While much attention has been devoted here and elsewhere on this older population, we want to stress that younger individuals, especially schoolchildren, may have ended up carrying the largest burden of the pandemic. The decline of PISA-type indicators of educational performance in the aftermath of the pandemic may have long-term implications for the life course of the affected young individuals and the productivity of the society as a whole. We are well aware that the concerns of the young generation are not reflected in our research on individuals aged 50 and older. They are the object of parallel projects in the EU Commission’s call „Innovative and rapid health-related approaches to respond to COVID-19 and to deliver quick results for society for a higher level of preparedness of health systems (SC1-PHE-CORONAVIRUS-2020-2)“ under the topic of “behavioural, social and economic impacts of the outbreak responses”.

We are also aware that our recommendations profit from hindsight, and that every new epidemic will start with great uncertainty. Striving for perfectness is not the aim of these recommendations as the perfect is the enemy of the good. Rather, we aim for robustness in being prepared. Since the transmission mechanisms of a new epidemic are likely to be as unknown in its initial phase as it was with the new SARS-CoV-19 virus, preparing ahead of time for this initial phase is a key recommendation in all three domains: healthcare, economics and social relationships.
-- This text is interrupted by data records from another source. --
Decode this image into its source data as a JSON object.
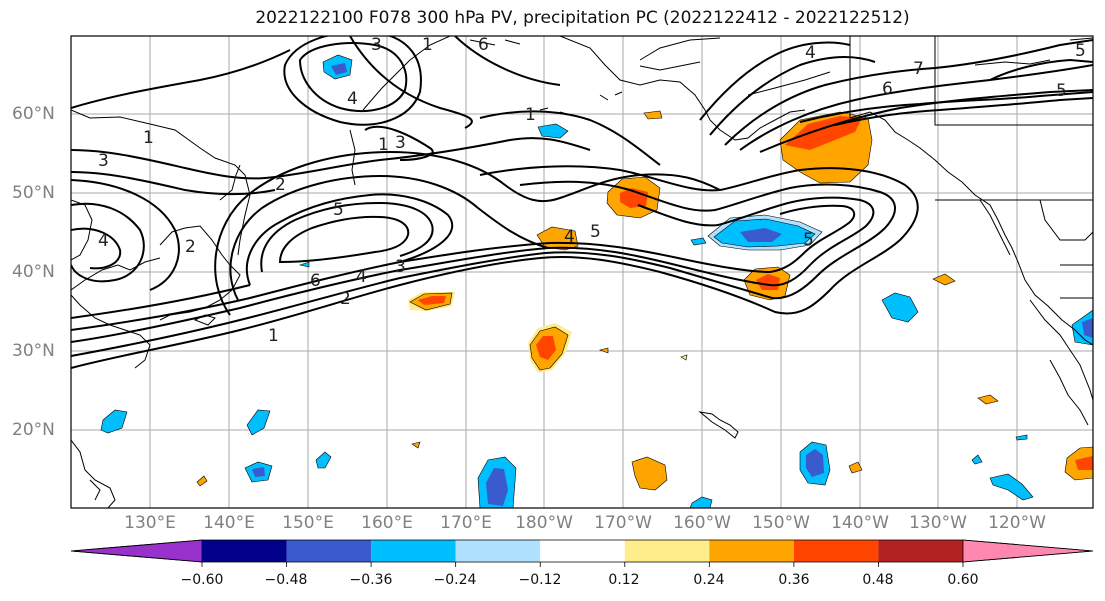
{
  "title": "2022122100 F078 300 hPa PV, precipitation PC (2022122412 - 2022122512)",
  "lat_labels": [
    "60°N",
    "50°N",
    "40°N",
    "30°N",
    "20°N"
  ],
  "lon_labels": [
    "130°E",
    "140°E",
    "150°E",
    "160°E",
    "170°E",
    "180°W",
    "170°W",
    "160°W",
    "150°W",
    "140°W",
    "130°W",
    "120°W"
  ],
  "colorbar": {
    "colors": [
      "#9932cc",
      "#00008b",
      "#3a5bcd",
      "#00bfff",
      "#b0e2ff",
      "#ffffff",
      "#ffec8b",
      "#ffa500",
      "#ff4500",
      "#b22222",
      "#ff88b0"
    ],
    "tick_labels": [
      "−0.60",
      "−0.48",
      "−0.36",
      "−0.24",
      "−0.12",
      "0.12",
      "0.24",
      "0.36",
      "0.48",
      "0.60"
    ]
  },
  "contour_labels": [
    "1",
    "2",
    "3",
    "4",
    "5",
    "6",
    "1",
    "2",
    "3",
    "4",
    "5",
    "6",
    "1",
    "3",
    "4",
    "1",
    "2",
    "4",
    "5",
    "4",
    "5",
    "6",
    "7",
    "5",
    "1",
    "3"
  ]
}
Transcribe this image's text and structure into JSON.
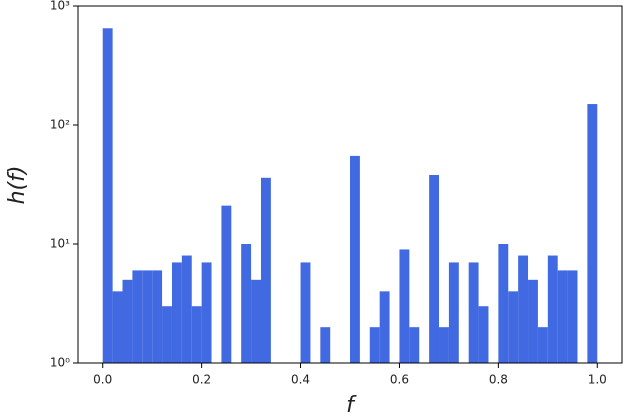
{
  "chart_data": {
    "type": "histogram",
    "xlabel": "f",
    "ylabel": "h(f)",
    "bins": [
      0,
      0.02,
      0.04,
      0.06,
      0.08,
      0.1,
      0.12,
      0.14,
      0.16,
      0.18,
      0.2,
      0.22,
      0.24,
      0.26,
      0.28,
      0.3,
      0.32,
      0.34,
      0.36,
      0.38,
      0.4,
      0.42,
      0.44,
      0.46,
      0.48,
      0.5,
      0.52,
      0.54,
      0.56,
      0.58,
      0.6,
      0.62,
      0.64,
      0.66,
      0.68,
      0.7,
      0.72,
      0.74,
      0.76,
      0.78,
      0.8,
      0.82,
      0.84,
      0.86,
      0.88,
      0.9,
      0.92,
      0.94,
      0.96,
      0.98,
      1
    ],
    "values": [
      650,
      4,
      5,
      6,
      6,
      6,
      3,
      7,
      8,
      3,
      7,
      0,
      21,
      0,
      10,
      5,
      36,
      0,
      0,
      0,
      7,
      0,
      2,
      0,
      0,
      55,
      0,
      2,
      4,
      0,
      9,
      2,
      0,
      38,
      2,
      7,
      0,
      7,
      3,
      0,
      10,
      4,
      8,
      5,
      2,
      8,
      6,
      6,
      0,
      150
    ],
    "color": "#4169e1",
    "xlim": [
      -0.05,
      1.05
    ],
    "xticks": [
      {
        "value": 0,
        "label": "0.0"
      },
      0.2,
      0.4,
      0.6,
      0.8,
      {
        "value": 1,
        "label": "1.0"
      }
    ],
    "ylim": [
      1,
      1000
    ],
    "yscale": "log",
    "yticks": [
      {
        "value": 1,
        "label": "10⁰"
      },
      {
        "value": 10,
        "label": "10¹"
      },
      {
        "value": 100,
        "label": "10²"
      },
      {
        "value": 1000,
        "label": "10³"
      }
    ]
  }
}
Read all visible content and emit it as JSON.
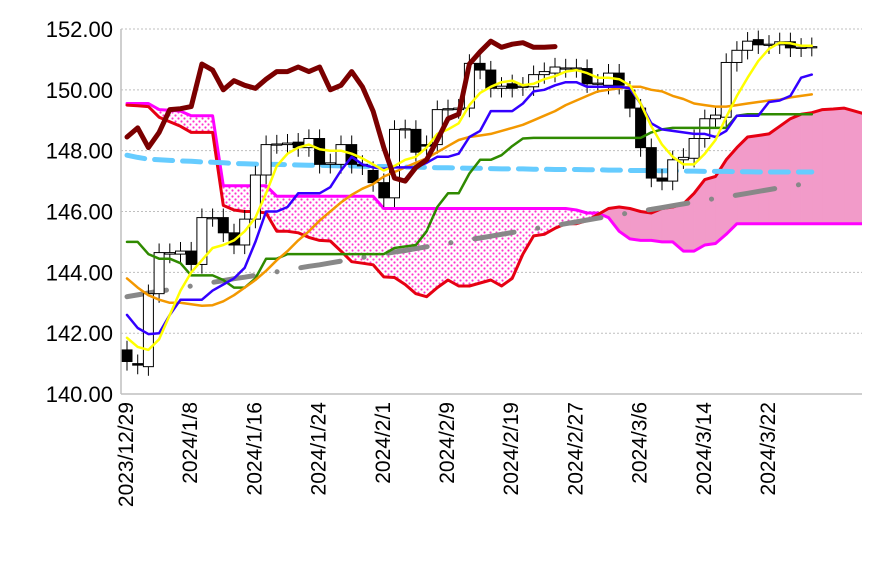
{
  "chart_data": {
    "type": "line",
    "subtype": "ichimoku-candlestick",
    "title": "",
    "xlabel": "",
    "ylabel": "",
    "ylim": [
      140,
      152
    ],
    "yticks": [
      "152.00",
      "150.00",
      "148.00",
      "146.00",
      "144.00",
      "142.00",
      "140.00"
    ],
    "ytick_values": [
      152,
      150,
      148,
      146,
      144,
      142,
      140
    ],
    "xticks": [
      {
        "label": "2023/12/29",
        "index": 0
      },
      {
        "label": "2024/1/8",
        "index": 6
      },
      {
        "label": "2024/1/16",
        "index": 12
      },
      {
        "label": "2024/1/24",
        "index": 18
      },
      {
        "label": "2024/2/1",
        "index": 24
      },
      {
        "label": "2024/2/9",
        "index": 30
      },
      {
        "label": "2024/2/19",
        "index": 36
      },
      {
        "label": "2024/2/27",
        "index": 42
      },
      {
        "label": "2024/3/6",
        "index": 48
      },
      {
        "label": "2024/3/14",
        "index": 54
      },
      {
        "label": "2024/3/22",
        "index": 60
      }
    ],
    "x_range": [
      -0.5,
      68.7
    ],
    "grid": true,
    "candles": {
      "open": [
        141.45,
        141.0,
        140.9,
        143.3,
        144.6,
        144.6,
        144.7,
        144.26,
        145.8,
        145.8,
        145.3,
        144.9,
        145.75,
        147.2,
        148.2,
        148.2,
        148.28,
        148.1,
        148.4,
        147.55,
        147.55,
        148.2,
        147.55,
        147.35,
        146.95,
        146.45,
        148.7,
        148.7,
        148.2,
        148.2,
        149.35,
        149.35,
        149.4,
        150.87,
        150.65,
        150.05,
        150.2,
        150.1,
        150.1,
        150.5,
        150.55,
        150.7,
        150.7,
        150.7,
        150.2,
        150.15,
        150.55,
        149.99,
        149.4,
        148.1,
        147.1,
        147.0,
        147.7,
        147.75,
        148.4,
        149.05,
        149.1,
        150.9,
        151.3,
        151.65,
        151.48,
        151.48,
        151.58,
        151.38,
        151.4
      ],
      "close": [
        141.07,
        140.95,
        143.3,
        144.65,
        144.65,
        144.7,
        144.26,
        145.8,
        145.8,
        145.3,
        144.9,
        145.75,
        147.2,
        148.2,
        148.22,
        148.25,
        148.1,
        148.4,
        147.55,
        147.6,
        148.2,
        147.55,
        147.5,
        146.95,
        146.45,
        148.7,
        148.72,
        147.95,
        148.15,
        149.35,
        149.38,
        149.4,
        150.87,
        150.65,
        150.05,
        150.12,
        150.05,
        150.12,
        150.5,
        150.6,
        150.75,
        150.72,
        150.72,
        150.2,
        150.22,
        150.55,
        150.15,
        149.4,
        148.1,
        147.1,
        147.0,
        147.7,
        147.78,
        148.4,
        149.05,
        149.17,
        150.9,
        151.3,
        151.6,
        151.48,
        151.5,
        151.58,
        151.38,
        151.4,
        151.42
      ],
      "wick_extension": 0.3,
      "up_color": "#ffffff",
      "down_color": "#000000"
    },
    "series": [
      {
        "name": "senkou-span-b",
        "color": "#ff00ff",
        "width": 3,
        "values": [
          149.55,
          149.55,
          149.55,
          149.35,
          149.33,
          149.3,
          149.15,
          149.15,
          149.15,
          146.85,
          146.85,
          146.85,
          146.85,
          146.85,
          146.5,
          146.5,
          146.5,
          146.5,
          146.5,
          146.5,
          146.5,
          146.5,
          146.5,
          146.5,
          146.1,
          146.1,
          146.1,
          146.1,
          146.1,
          146.1,
          146.1,
          146.1,
          146.1,
          146.1,
          146.1,
          146.1,
          146.1,
          146.1,
          146.1,
          146.1,
          146.1,
          146.1,
          146.05,
          145.95,
          145.95,
          145.8,
          145.35,
          145.1,
          145.05,
          145.05,
          145.0,
          145.0,
          144.7,
          144.7,
          144.9,
          144.95,
          145.25,
          145.6,
          145.6,
          145.6,
          145.6,
          145.6,
          145.6,
          145.6,
          145.6,
          145.6,
          145.6,
          145.6,
          145.6,
          145.6
        ]
      },
      {
        "name": "senkou-span-a",
        "color": "#e60012",
        "width": 3,
        "values": [
          149.5,
          149.48,
          149.45,
          149.1,
          148.95,
          148.8,
          148.6,
          148.6,
          148.6,
          146.2,
          146.05,
          146.0,
          146.0,
          145.95,
          145.35,
          145.35,
          145.3,
          145.15,
          145.05,
          145.03,
          144.7,
          144.35,
          144.3,
          144.25,
          143.85,
          143.83,
          143.6,
          143.3,
          143.2,
          143.5,
          143.75,
          143.55,
          143.55,
          143.65,
          143.75,
          143.55,
          143.8,
          144.6,
          145.2,
          145.25,
          145.45,
          145.6,
          145.6,
          145.7,
          145.9,
          146.1,
          146.15,
          146.1,
          146.0,
          145.95,
          146.1,
          146.15,
          146.25,
          146.6,
          147.05,
          147.15,
          147.7,
          148.1,
          148.45,
          148.5,
          148.55,
          148.8,
          149.05,
          149.2,
          149.25,
          149.35,
          149.37,
          149.4,
          149.3,
          149.2
        ]
      },
      {
        "name": "long-ma-lightblue",
        "color": "#66ccff",
        "width": 5,
        "dash": "dashed",
        "values": [
          147.85,
          147.78,
          147.72,
          147.7,
          147.68,
          147.66,
          147.65,
          147.63,
          147.62,
          147.6,
          147.58,
          147.57,
          147.56,
          147.55,
          147.55,
          147.54,
          147.53,
          147.52,
          147.52,
          147.51,
          147.5,
          147.5,
          147.49,
          147.48,
          147.48,
          147.47,
          147.46,
          147.46,
          147.45,
          147.44,
          147.44,
          147.43,
          147.42,
          147.42,
          147.41,
          147.4,
          147.4,
          147.4,
          147.39,
          147.39,
          147.38,
          147.38,
          147.38,
          147.37,
          147.37,
          147.36,
          147.36,
          147.35,
          147.35,
          147.35,
          147.34,
          147.34,
          147.33,
          147.33,
          147.32,
          147.32,
          147.32,
          147.31,
          147.31,
          147.3,
          147.3,
          147.3,
          147.3,
          147.3,
          147.3
        ]
      },
      {
        "name": "ma-gray",
        "color": "#888888",
        "width": 5,
        "dash": "dash-dot",
        "values": [
          143.2,
          143.26,
          143.32,
          143.38,
          143.43,
          143.49,
          143.55,
          143.61,
          143.67,
          143.73,
          143.79,
          143.84,
          143.9,
          143.96,
          144.02,
          144.08,
          144.14,
          144.2,
          144.25,
          144.31,
          144.37,
          144.43,
          144.49,
          144.55,
          144.61,
          144.67,
          144.72,
          144.78,
          144.84,
          144.9,
          144.96,
          145.02,
          145.08,
          145.13,
          145.19,
          145.25,
          145.31,
          145.37,
          145.43,
          145.49,
          145.54,
          145.6,
          145.66,
          145.72,
          145.78,
          145.84,
          145.9,
          145.96,
          146.02,
          146.07,
          146.13,
          146.19,
          146.25,
          146.31,
          146.37,
          146.43,
          146.48,
          146.54,
          146.6,
          146.66,
          146.72,
          146.78,
          146.84,
          146.89,
          146.95
        ]
      },
      {
        "name": "kijun-sen",
        "color": "#2f8a00",
        "width": 2.5,
        "values": [
          145.0,
          145.0,
          144.6,
          144.45,
          144.45,
          144.3,
          143.9,
          143.9,
          143.9,
          143.75,
          143.5,
          143.5,
          143.8,
          144.45,
          144.45,
          144.6,
          144.6,
          144.6,
          144.6,
          144.6,
          144.6,
          144.6,
          144.6,
          144.6,
          144.6,
          144.8,
          144.85,
          144.9,
          145.35,
          146.15,
          146.6,
          146.6,
          147.25,
          147.7,
          147.7,
          147.85,
          148.15,
          148.4,
          148.42,
          148.42,
          148.42,
          148.42,
          148.42,
          148.42,
          148.42,
          148.42,
          148.42,
          148.42,
          148.42,
          148.6,
          148.7,
          148.75,
          148.75,
          148.75,
          148.75,
          148.75,
          148.75,
          149.15,
          149.2,
          149.2,
          149.2,
          149.2,
          149.2,
          149.2,
          149.2
        ]
      },
      {
        "name": "ma-orange",
        "color": "#f39800",
        "width": 2.5,
        "values": [
          143.8,
          143.5,
          143.25,
          143.1,
          143.0,
          143.0,
          142.95,
          142.9,
          142.92,
          143.05,
          143.25,
          143.5,
          143.75,
          144.05,
          144.4,
          144.7,
          145.05,
          145.35,
          145.7,
          146.0,
          146.3,
          146.55,
          146.75,
          146.9,
          147.15,
          147.3,
          147.45,
          147.6,
          147.75,
          147.95,
          148.15,
          148.35,
          148.45,
          148.5,
          148.55,
          148.65,
          148.75,
          148.85,
          149.0,
          149.15,
          149.3,
          149.5,
          149.65,
          149.8,
          149.95,
          150.0,
          150.05,
          150.1,
          150.1,
          150.0,
          149.95,
          149.8,
          149.7,
          149.55,
          149.5,
          149.45,
          149.45,
          149.5,
          149.55,
          149.6,
          149.65,
          149.68,
          149.75,
          149.8,
          149.85
        ]
      },
      {
        "name": "tenkan-sen",
        "color": "#3300ff",
        "width": 2.5,
        "values": [
          142.6,
          142.17,
          141.97,
          142.0,
          142.6,
          143.1,
          143.1,
          143.1,
          143.4,
          143.6,
          143.8,
          144.15,
          145.0,
          146.0,
          146.0,
          146.15,
          146.6,
          146.6,
          146.6,
          146.8,
          147.35,
          147.8,
          147.55,
          147.45,
          147.4,
          147.45,
          147.45,
          147.45,
          147.6,
          147.8,
          147.8,
          147.9,
          148.45,
          148.65,
          149.3,
          149.3,
          149.3,
          149.55,
          149.95,
          150.0,
          150.15,
          150.25,
          150.25,
          150.1,
          150.1,
          150.1,
          150.1,
          150.05,
          149.55,
          148.9,
          148.7,
          148.65,
          148.6,
          148.55,
          148.55,
          148.45,
          148.65,
          149.15,
          149.15,
          149.15,
          149.6,
          149.65,
          149.8,
          150.4,
          150.5
        ]
      },
      {
        "name": "ma-yellow",
        "color": "#ffff00",
        "width": 2.5,
        "values": [
          141.85,
          141.55,
          141.45,
          141.8,
          142.6,
          143.4,
          144.0,
          144.4,
          144.8,
          144.9,
          145.05,
          145.35,
          145.8,
          146.6,
          147.5,
          147.9,
          148.1,
          148.2,
          148.05,
          148.0,
          148.0,
          147.9,
          147.75,
          147.55,
          147.35,
          147.5,
          147.7,
          147.8,
          148.1,
          148.55,
          148.7,
          148.9,
          149.5,
          149.9,
          150.1,
          150.25,
          150.3,
          150.15,
          150.2,
          150.35,
          150.45,
          150.6,
          150.65,
          150.55,
          150.4,
          150.4,
          150.35,
          150.15,
          149.55,
          148.8,
          148.2,
          147.8,
          147.55,
          147.55,
          147.9,
          148.35,
          149.1,
          149.8,
          150.4,
          150.95,
          151.35,
          151.55,
          151.53,
          151.45,
          151.45
        ]
      },
      {
        "name": "chikou-span",
        "color": "#7b0000",
        "width": 5,
        "values": [
          148.45,
          148.75,
          148.1,
          148.6,
          149.35,
          149.38,
          149.45,
          150.85,
          150.65,
          150.0,
          150.3,
          150.15,
          150.05,
          150.35,
          150.6,
          150.6,
          150.75,
          150.6,
          150.75,
          150.0,
          150.15,
          150.6,
          150.1,
          149.3,
          148.1,
          147.1,
          147.0,
          147.45,
          147.7,
          148.35,
          149.05,
          149.2,
          150.85,
          151.25,
          151.6,
          151.4,
          151.5,
          151.55,
          151.4,
          151.4,
          151.42
        ]
      }
    ],
    "cloud": {
      "bullish_fill": "#f29bc9",
      "bearish_fill_pattern": "magenta-dots",
      "bearish_dot_color": "#ff33cc"
    }
  }
}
MEA’s contribution to the project

MEA’s focus within the SHARE-COVID19 project is on labor market effects. Many people were affected by the reduction in working hours, also known as short-time work (STW). To minimize the negative effects on their incomes, many governments compensated earnings losses by short-time employment aid schemes (STEA). Examples are the wage subsidies in the Netherlands or “Kurzarbeitergeld” in Germany. Although the countries differ widely in coverage and generosity, STEA guaranteed a minimum income regardless of hours worked. MEA studies to which extent the working population was actually helped by STEA. A comparative view of SHARE countries is taken and the differences in policy outcomes are analyzed cross-nationally. The research objectives encompass the following questions:

  • Who was affected by shorter working hours during the COVID-19 pandemic? Specifically, were these vulnerable people, e.g., due to a previous history of unemployment history or due to low incomes?
  • Did they receive support? Specifically, did they receive short-time employment aid from their governments? Did this support help them to maintain their living standards?

While most economists agree STEA is helpful in the short run, some warn that it may have a negative impact in the longer run. The problem arises because STEA could prohibit the natural fluctuation of jobs whereby companies which are no longer profitable, regardless of the economic downturn, terminate jobs. Therefore, subsidizing workers at such companies (in the extreme: “zombie companies”) in effect temporarily prolongs employment, but once STEA ends, the company will eventually have to release employees. Taking this into consideration, a second set of questions evaluates the potential negative side effects of STEA:

  • Do we observe negative side effects of STEA? Specifically, do we observe higher unemployment in the longer run among people who received STEA?
  • If we observe such negative long run outcomes, can we attribute them to STEA or are they due to the fact that jobs and workers eligible for STEA may have been a less productive selection in the first place?